Summary: | 碩士 === 臺北醫學大學 === 護理學系 === 91 === As a result of conflicting health care policies, consequences of great challenge and difficulties are faced by today''s hospital. Under the dual pressure of manpower effectiveness and quality assurance, how the management empowers its employees to improve its staff and organization to achieve highest efficiency and productivity is the key to success. Therefore, this research''s main purposes are to compare the effectiveness of head nurses who had imposed an educational program on empowerment to that of those who didn''t and also compare their staffs'' acceptance of empowerment in their work. The effectiveness of empowerment is measured by "Reciprocal Empowerment Scale" (1995). This research is done using a controlled study. Twenty hours of empowerment training is given to head nurses who have joined the experimental group. The participants are department head nurses (including acting department head nurses) from a teaching hospital in southern Taiwan. The subjects included 21 head nurses as well as their staff members, totaling 448 people, who have had working experience for more than six months by the time the research was conducted. The head nurses are divided into two groups (Group A and Group B). The first group was randomly selected to be the experimental group, thus make the second group the control group. The results are analyzed using t-test, chi-square, and GEE Model.

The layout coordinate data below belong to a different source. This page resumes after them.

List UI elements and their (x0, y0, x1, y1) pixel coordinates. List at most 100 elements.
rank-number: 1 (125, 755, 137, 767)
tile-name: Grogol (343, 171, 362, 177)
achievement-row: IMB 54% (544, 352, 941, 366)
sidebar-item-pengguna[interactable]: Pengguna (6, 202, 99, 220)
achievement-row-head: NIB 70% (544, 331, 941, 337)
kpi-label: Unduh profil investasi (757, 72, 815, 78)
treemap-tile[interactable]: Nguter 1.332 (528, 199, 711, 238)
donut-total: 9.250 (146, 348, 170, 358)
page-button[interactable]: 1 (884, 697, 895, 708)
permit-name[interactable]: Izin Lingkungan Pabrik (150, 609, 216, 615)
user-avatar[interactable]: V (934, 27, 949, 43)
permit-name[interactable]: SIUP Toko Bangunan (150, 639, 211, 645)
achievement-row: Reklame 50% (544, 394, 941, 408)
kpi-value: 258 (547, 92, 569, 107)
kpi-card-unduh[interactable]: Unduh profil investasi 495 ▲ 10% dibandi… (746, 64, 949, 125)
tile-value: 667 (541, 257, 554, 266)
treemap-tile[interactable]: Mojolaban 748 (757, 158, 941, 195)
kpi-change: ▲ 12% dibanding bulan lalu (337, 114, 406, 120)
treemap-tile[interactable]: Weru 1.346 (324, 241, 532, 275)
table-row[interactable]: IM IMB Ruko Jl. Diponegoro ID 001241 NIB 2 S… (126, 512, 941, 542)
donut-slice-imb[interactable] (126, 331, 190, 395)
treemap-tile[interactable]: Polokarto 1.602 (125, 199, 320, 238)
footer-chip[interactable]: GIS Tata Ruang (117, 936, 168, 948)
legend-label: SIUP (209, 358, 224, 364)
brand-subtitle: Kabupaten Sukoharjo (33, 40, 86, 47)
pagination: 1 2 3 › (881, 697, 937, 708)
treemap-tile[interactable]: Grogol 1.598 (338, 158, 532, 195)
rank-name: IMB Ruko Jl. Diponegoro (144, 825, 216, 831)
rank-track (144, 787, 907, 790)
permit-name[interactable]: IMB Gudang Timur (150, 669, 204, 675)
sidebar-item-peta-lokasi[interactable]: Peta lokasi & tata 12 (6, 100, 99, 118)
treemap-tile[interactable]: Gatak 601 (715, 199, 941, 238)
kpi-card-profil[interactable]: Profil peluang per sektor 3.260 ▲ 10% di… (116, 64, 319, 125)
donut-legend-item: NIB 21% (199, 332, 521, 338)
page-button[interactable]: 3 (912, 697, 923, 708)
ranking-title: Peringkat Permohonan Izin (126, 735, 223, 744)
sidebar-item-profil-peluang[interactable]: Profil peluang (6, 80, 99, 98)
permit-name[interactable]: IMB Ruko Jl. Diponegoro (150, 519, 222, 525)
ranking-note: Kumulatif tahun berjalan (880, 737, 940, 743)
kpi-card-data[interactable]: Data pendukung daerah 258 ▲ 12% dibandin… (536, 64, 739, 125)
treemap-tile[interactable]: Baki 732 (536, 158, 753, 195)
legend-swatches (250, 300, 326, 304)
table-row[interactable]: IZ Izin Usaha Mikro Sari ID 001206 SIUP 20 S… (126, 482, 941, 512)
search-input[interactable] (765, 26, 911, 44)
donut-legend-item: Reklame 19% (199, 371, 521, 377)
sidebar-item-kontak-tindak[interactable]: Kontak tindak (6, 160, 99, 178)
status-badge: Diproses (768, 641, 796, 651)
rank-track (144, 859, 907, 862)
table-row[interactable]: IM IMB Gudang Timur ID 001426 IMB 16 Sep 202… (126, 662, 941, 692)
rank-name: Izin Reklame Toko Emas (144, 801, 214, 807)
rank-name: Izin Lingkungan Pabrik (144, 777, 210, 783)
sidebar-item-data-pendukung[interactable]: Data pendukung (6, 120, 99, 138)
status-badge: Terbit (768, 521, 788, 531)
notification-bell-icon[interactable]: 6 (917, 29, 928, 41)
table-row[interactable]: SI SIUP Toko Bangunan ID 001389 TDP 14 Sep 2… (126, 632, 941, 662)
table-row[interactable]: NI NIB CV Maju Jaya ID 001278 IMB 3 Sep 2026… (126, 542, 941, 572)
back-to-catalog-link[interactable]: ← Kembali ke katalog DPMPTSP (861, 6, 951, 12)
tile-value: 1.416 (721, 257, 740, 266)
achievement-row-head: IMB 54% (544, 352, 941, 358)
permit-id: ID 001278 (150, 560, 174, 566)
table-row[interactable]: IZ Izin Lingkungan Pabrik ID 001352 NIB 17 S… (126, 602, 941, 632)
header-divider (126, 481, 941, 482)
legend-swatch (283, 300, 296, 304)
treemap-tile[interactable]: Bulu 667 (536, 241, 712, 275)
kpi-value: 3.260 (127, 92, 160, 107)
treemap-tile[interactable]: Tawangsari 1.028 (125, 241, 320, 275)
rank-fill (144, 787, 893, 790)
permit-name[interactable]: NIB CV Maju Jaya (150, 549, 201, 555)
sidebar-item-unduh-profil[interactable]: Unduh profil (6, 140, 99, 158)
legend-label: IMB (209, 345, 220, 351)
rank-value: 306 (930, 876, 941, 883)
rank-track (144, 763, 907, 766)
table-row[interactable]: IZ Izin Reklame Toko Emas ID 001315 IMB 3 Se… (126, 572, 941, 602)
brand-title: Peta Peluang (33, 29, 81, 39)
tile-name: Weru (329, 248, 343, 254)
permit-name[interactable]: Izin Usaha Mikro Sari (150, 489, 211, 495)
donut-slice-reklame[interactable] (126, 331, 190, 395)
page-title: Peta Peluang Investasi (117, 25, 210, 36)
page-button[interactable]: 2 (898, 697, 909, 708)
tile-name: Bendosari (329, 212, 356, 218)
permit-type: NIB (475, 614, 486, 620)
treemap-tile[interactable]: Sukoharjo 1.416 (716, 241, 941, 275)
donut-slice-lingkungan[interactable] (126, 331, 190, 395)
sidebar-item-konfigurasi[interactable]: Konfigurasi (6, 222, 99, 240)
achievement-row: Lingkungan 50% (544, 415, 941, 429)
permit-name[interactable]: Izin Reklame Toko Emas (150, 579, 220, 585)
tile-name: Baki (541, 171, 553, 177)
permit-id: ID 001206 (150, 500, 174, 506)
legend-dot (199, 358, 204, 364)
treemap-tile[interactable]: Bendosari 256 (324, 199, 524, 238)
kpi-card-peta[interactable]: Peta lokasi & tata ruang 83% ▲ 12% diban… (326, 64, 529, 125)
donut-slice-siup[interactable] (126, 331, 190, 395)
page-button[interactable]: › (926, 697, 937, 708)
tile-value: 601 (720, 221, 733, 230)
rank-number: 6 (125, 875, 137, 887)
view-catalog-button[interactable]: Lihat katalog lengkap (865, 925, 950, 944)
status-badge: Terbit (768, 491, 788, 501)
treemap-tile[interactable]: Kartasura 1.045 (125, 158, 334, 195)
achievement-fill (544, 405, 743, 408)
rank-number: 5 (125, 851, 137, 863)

Result: 1. The subjects could be divided into four variables: age, time-length of employment at the hospital, time-length of stay at the department, and the number of years of work experience. These variables were the parameters that we needed to control in our experiment as they had significant statistical variance (p < 0.001). 2. The average Reciprocal Empowerment Scale (RES) scores (five-point scale) of all the subjects was between 3.15 and 3.44. Among 3 subscales, REC (reciprocity) scores highest, following that was OWN (ownership) and SYN (synergy). 3. When the growth effect within each group and the interference between groups were not controlled, for both groups, the differences between the RES averages obtained before and after experiment are not significant. 4. After the interference, pretest differential effects, and the growth effect of the control group were controlled, we analyzed the results with GEE model. Comparing the head nurses of the groups, their staffs gave scores on the work-related empowerment performance including the whole group''s RES and the three subscales: REC, SYN, and OWN. The differences between the two groups are not significant (p > 0.05). 5. After minimizing pretest differential effects and the growth effect of the control group, within the four controlling parameters, the hospital seniority have effects on RES, SYN and OWN (p < 0.05). Age affects only the REC (p<0.05). Departmental seniority affects only OWN (p < 0.05)

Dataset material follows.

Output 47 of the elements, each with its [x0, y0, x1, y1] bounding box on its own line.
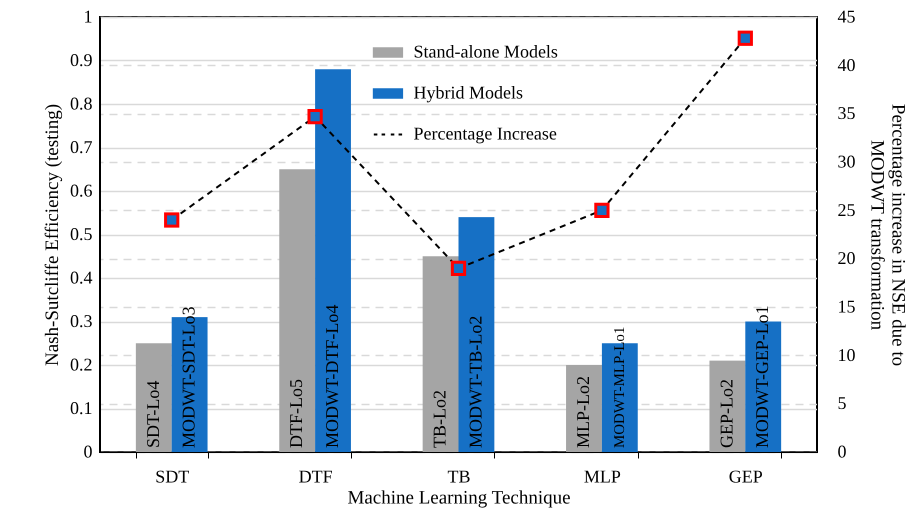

The research shown that age and work experience of the nursing staff significantly affect the work related reciprocal empowerment. Therefore, as a manager leading a staff with varying ages and work experiences, one needs to improve one''s circumstantial leadership technique in order for one''s staff to achieve their best. Also, the nursing departments can arrange more empowerment related training programs for both their staffs and managers. The design of the programs should emphasize “regular follow-ups” and “clinical experience sharing” so to increase the work efficiency of the department as well as job satisfaction, and improve the interdepartmental cooperation, which will in turn improve the quality of our health care.